On top of that, the Chinese market price is currently higher than the global market, eliminating any incentive to export their tonnage.
And during the Q1 earnings call on 5/2/2023:
More on these clean energy initiatives:
I think a lot of the new demand that we're looking at for ammonia as a clean energy source is much more likely to be kind of longer term, contractually based with ratable offtake and a return profile that's attractive based on either the acquisition price of the asset or the build construction if it's new build. And so our expectation is that, we believe that we're the best operators of these kind of assets in the world. We operate in one of the lower-cost regions. There's incentive structures out there from a legislative perspective. And access to some great partners like we have with ExxonMobil and others to help us achieve blue ammonia.
And so from that perspective, we think that we can earn a really attractive rate of return on incremental capital that we're putting in the ground on these kind of projects. And it's likely to be much more kind of ratable and fixed rate of return than it is subject to some of the volatility in the fertilizer space.

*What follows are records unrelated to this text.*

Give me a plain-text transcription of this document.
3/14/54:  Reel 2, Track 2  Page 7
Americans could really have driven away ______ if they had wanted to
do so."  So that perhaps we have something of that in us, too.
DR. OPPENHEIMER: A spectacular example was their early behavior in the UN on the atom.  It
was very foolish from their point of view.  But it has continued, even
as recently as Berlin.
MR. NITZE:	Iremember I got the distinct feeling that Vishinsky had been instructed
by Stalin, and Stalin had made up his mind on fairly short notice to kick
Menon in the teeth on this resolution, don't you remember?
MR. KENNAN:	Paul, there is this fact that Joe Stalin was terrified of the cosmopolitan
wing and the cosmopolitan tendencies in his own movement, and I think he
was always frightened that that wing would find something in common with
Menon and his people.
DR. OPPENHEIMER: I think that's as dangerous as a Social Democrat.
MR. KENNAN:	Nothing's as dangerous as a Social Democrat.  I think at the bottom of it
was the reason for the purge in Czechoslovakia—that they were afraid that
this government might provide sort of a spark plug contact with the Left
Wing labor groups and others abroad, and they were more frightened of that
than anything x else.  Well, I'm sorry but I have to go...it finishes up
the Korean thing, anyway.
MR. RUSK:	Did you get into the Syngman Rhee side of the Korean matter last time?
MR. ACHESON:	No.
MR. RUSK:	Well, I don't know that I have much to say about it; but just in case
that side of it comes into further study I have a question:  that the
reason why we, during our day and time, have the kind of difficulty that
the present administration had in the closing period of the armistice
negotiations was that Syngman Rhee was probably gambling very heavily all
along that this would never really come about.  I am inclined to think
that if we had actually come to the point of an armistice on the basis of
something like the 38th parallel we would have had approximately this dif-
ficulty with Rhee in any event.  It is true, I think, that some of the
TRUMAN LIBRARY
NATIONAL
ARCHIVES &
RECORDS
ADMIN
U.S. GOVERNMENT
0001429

And so we think that adding some of those layers of attractive fixed margin returns will be pretty additive to the overall valuation of the enterprise going forward. We'll continue to generate some good cash flow for us that we can deploy either against share repo or appropriate growth projects when we find opportunities to continue to generate those rates of return.

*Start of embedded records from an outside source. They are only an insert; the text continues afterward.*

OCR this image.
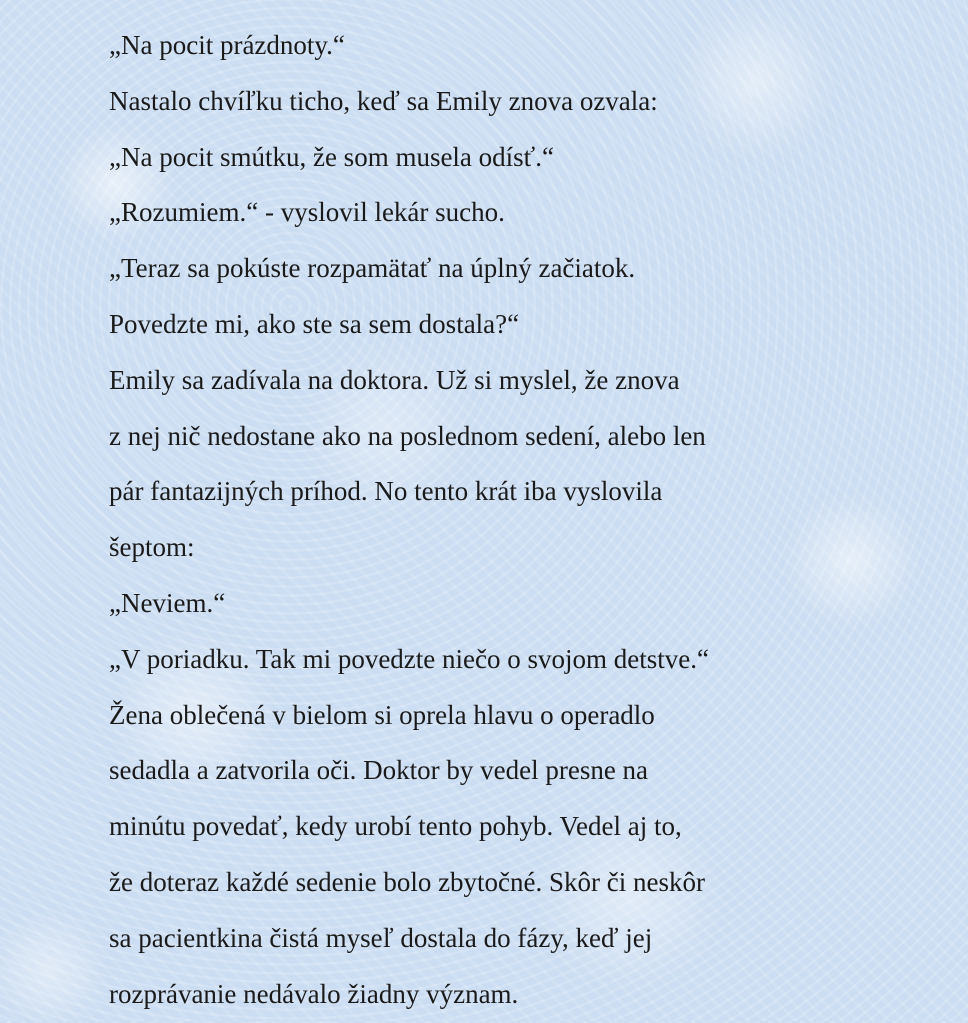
„Na pocit prázdnoty.“
Nastalo chvíľku ticho, keď sa Emily znova ozvala:
„Na pocit smútku, že som musela odísť.“
„Rozumiem.“ - vyslovil lekár sucho.
„Teraz sa pokúste rozpamätať na úplný začiatok.
Povedzte mi, ako ste sa sem dostala?“
Emily sa zadívala na doktora. Už si myslel, že znova
z nej nič nedostane ako na poslednom sedení, alebo len
pár fantazijných príhod. No tento krát iba vyslovila
šeptom:
„Neviem.“
„V poriadku. Tak mi povedzte niečo o svojom detstve.“
Žena oblečená v bielom si oprela hlavu o operadlo
sedadla a zatvorila oči. Doktor by vedel presne na
minútu povedať, kedy urobí tento pohyb. Vedel aj to,
že doteraz každé sedenie bolo zbytočné. Skôr či neskôr
sa pacientkina čistá myseľ dostala do fázy, keď jej
rozprávanie nedávalo žiadny význam.
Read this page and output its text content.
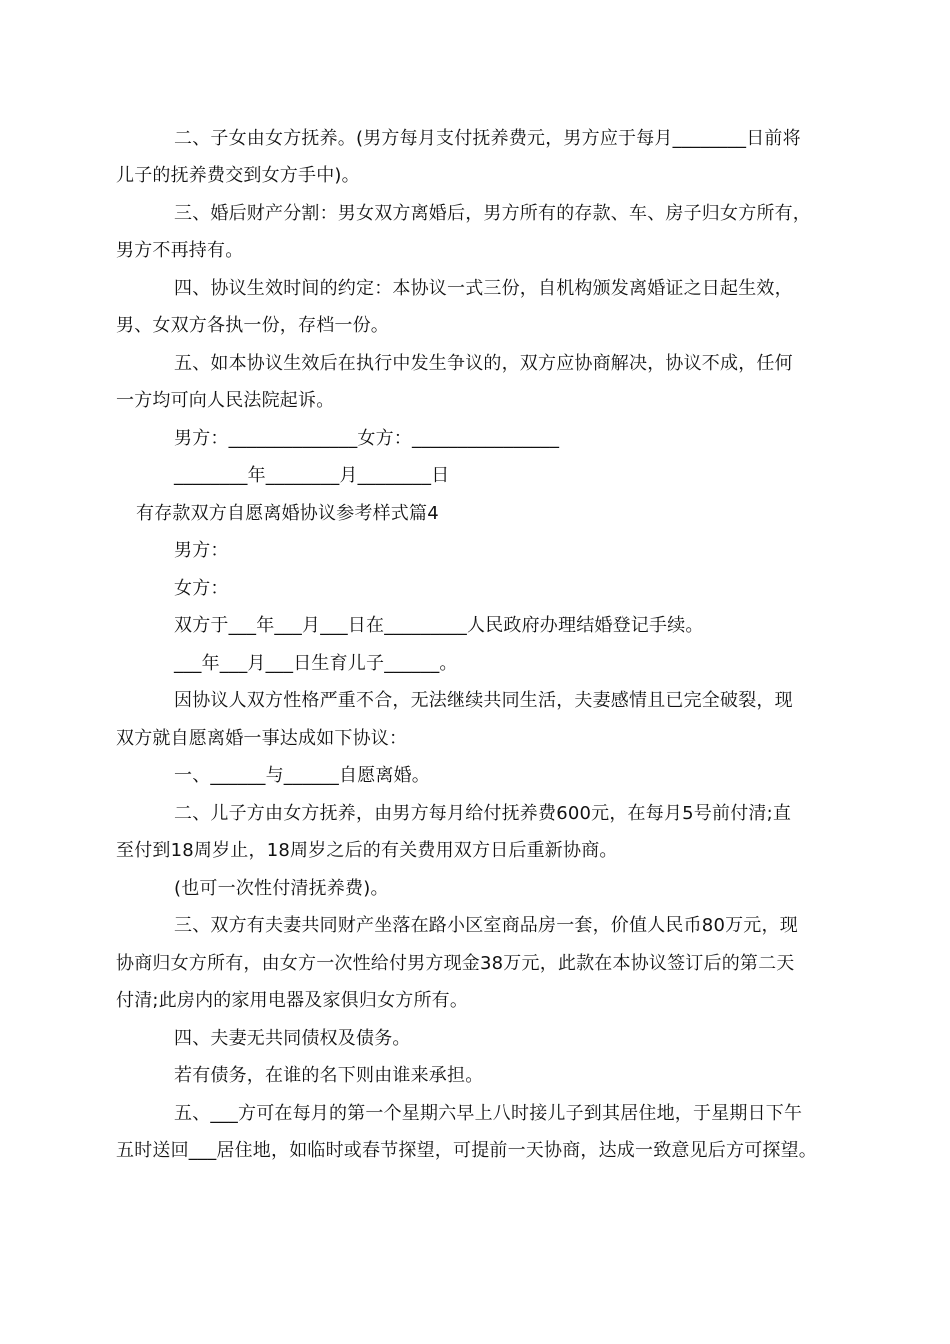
二、子女由女方抚养。(男方每月支付抚养费元，男方应于每月________日前将
儿子的抚养费交到女方手中)。
三、婚后财产分割：男女双方离婚后，男方所有的存款、车、房子归女方所有，
男方不再持有。
四、协议生效时间的约定：本协议一式三份，自机构颁发离婚证之日起生效，
男、女双方各执一份，存档一份。
五、如本协议生效后在执行中发生争议的，双方应协商解决，协议不成，任何
一方均可向人民法院起诉。
男方：______________女方：________________
________年________月________日
有存款双方自愿离婚协议参考样式篇4
男方：
女方：
双方于___年___月___日在_________人民政府办理结婚登记手续。
___年___月___日生育儿子______。
因协议人双方性格严重不合，无法继续共同生活，夫妻感情且已完全破裂，现
双方就自愿离婚一事达成如下协议：
一、______与______自愿离婚。
二、儿子方由女方抚养，由男方每月给付抚养费600元，在每月5号前付清;直
至付到18周岁止，18周岁之后的有关费用双方日后重新协商。
(也可一次性付清抚养费)。
三、双方有夫妻共同财产坐落在路小区室商品房一套，价值人民币80万元，现
协商归女方所有，由女方一次性给付男方现金38万元，此款在本协议签订后的第二天
付清;此房内的家用电器及家俱归女方所有。
四、夫妻无共同债权及债务。
若有债务，在谁的名下则由谁来承担。
五、___方可在每月的第一个星期六早上八时接儿子到其居住地，于星期日下午
五时送回___居住地，如临时或春节探望，可提前一天协商，达成一致意见后方可探望。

So we'll probably see us doing more of that kind of thing, particularly as this new demand source emerges.
Finally, the pace of share buybacks should come back strongly through the rest of the year, now that they have completed the recent Waggaman acquisition:
The first quarter was heavily influenced by the fact that we were in pretty advanced conversations for most of that quarter, and therefore, we were blacked out from being able to do buybacks and then we were able to kind of jump in after the announcement went out the door and participate a little bit.
I think we feel very comfortable about the amount of cash generation that we expect through the balance of this year, plus a sizable amount of cash on hand even after we consummate the Waggaman purchase. And so we have a large share repurchase authorization in front of us that the Board just put in place. But one of the things that we have seen is despite having what -- from a historical standpoint is a very strong Q1, including very strong cash generation, share price volatility that seems to trade on all kinds of other factors and we're committed to taking advantage of those dips opportunistically in a way that really rewards our longer-term shareholders in a very substantial way.
And so what you'll probably see is us diving in deeper and harder on the dips and less so when we're trading relatively flatter. But I think taking over a year or a 2-year period, that should really disproportionately reward those that stay with us.
Admittedly, the next twelve months won’t match the previous twelve months of FCF or earnings. However, the elements are still in place for robust demand and pricing dynamics going out at least two years. Even as pricing has relatively normalized, the demand due to restoring food stocks should continue to be supportive of CF’s market position.
Continued recognition of the high FCF characteristics.
Realization of the market dichotomy that has left high FCF stocks at rare valuation levels.
Resumption of aggressive share repurchases.